A woman’s fertility peaks in her mid-20’s, begins to decline around 27 and drops off more steeply after age 35. A woman’s fertility is measured by her ability to achieve a pregnancy on a given month. For women, the ability to conceive is tied to the quality of her eggs. As women age, hormonal changes begin to take place. There is a lot going on but of particular interest are the two main hormones controlling the development and release of the egg each month. These are FSH (follicle stimulating hormone) LH (lutenizing hormone).
A rising FSH level is linked to a decreasing egg quality. Decreased egg quality means it becomes more difficult for the sperm to fertilize the egg naturally. There may even be chromosomal abnormalities occurring within the egg itself, which is why amniocentesis is recommended for pregnant women over 35.
To illustrate this point, the natural pregnancy rate for women >30 is 20-30% per month but by age 40 the likelihood of conception occurring drops to > 5% per month."
April's thoughts - Wow...so it's good to know that at least I am still in a decent age range...I mean, when I was younger I thought I would be DONE having kids by now...but I guess God always has bigger and better plans.
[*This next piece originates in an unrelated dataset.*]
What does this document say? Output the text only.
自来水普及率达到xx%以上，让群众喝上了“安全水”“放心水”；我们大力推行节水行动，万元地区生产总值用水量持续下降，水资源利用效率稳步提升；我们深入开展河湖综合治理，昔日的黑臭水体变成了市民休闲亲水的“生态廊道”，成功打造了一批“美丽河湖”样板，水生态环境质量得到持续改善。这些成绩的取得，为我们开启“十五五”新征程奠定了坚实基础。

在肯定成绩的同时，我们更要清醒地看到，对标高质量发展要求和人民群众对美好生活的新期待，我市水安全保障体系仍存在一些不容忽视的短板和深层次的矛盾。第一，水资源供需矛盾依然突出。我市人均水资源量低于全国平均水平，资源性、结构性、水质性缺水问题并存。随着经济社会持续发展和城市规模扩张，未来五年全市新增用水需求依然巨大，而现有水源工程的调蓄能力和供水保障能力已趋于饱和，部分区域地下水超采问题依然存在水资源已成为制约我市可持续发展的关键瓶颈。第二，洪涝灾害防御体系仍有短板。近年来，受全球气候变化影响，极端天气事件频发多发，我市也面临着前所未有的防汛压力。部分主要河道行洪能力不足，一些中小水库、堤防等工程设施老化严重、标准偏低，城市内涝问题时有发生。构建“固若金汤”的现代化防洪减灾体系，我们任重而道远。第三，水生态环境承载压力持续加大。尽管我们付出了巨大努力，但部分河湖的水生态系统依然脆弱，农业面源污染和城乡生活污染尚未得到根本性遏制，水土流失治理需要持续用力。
As far as our story...well, we have officially been 'trying' or 'practicing' for 4 years. To be honest, the time has flown by...however that doesn't make it any less frustrating. We are very patient people and we have seen God's hand through it all. There have been so many times that we have been thankful to have not had children yet when things have come our way. We have seen this opportunity to get financially ready, to prepare our home more and to learn more and more about ourselves as a couple and how we will parent our own children. We still firmly believe that our day is coming soon and what a JOY it will be when it does!!
We plan on continuing in our Infertility battle and trying for our little one...hopefully this new office will offer some new energy and a renewed sense of goal!
Here's to a baby in 2009...
1 comment:
Def go with Shady Grove. My brother and his wife went through them and them have twins and now another son. I am praying for you and Cory.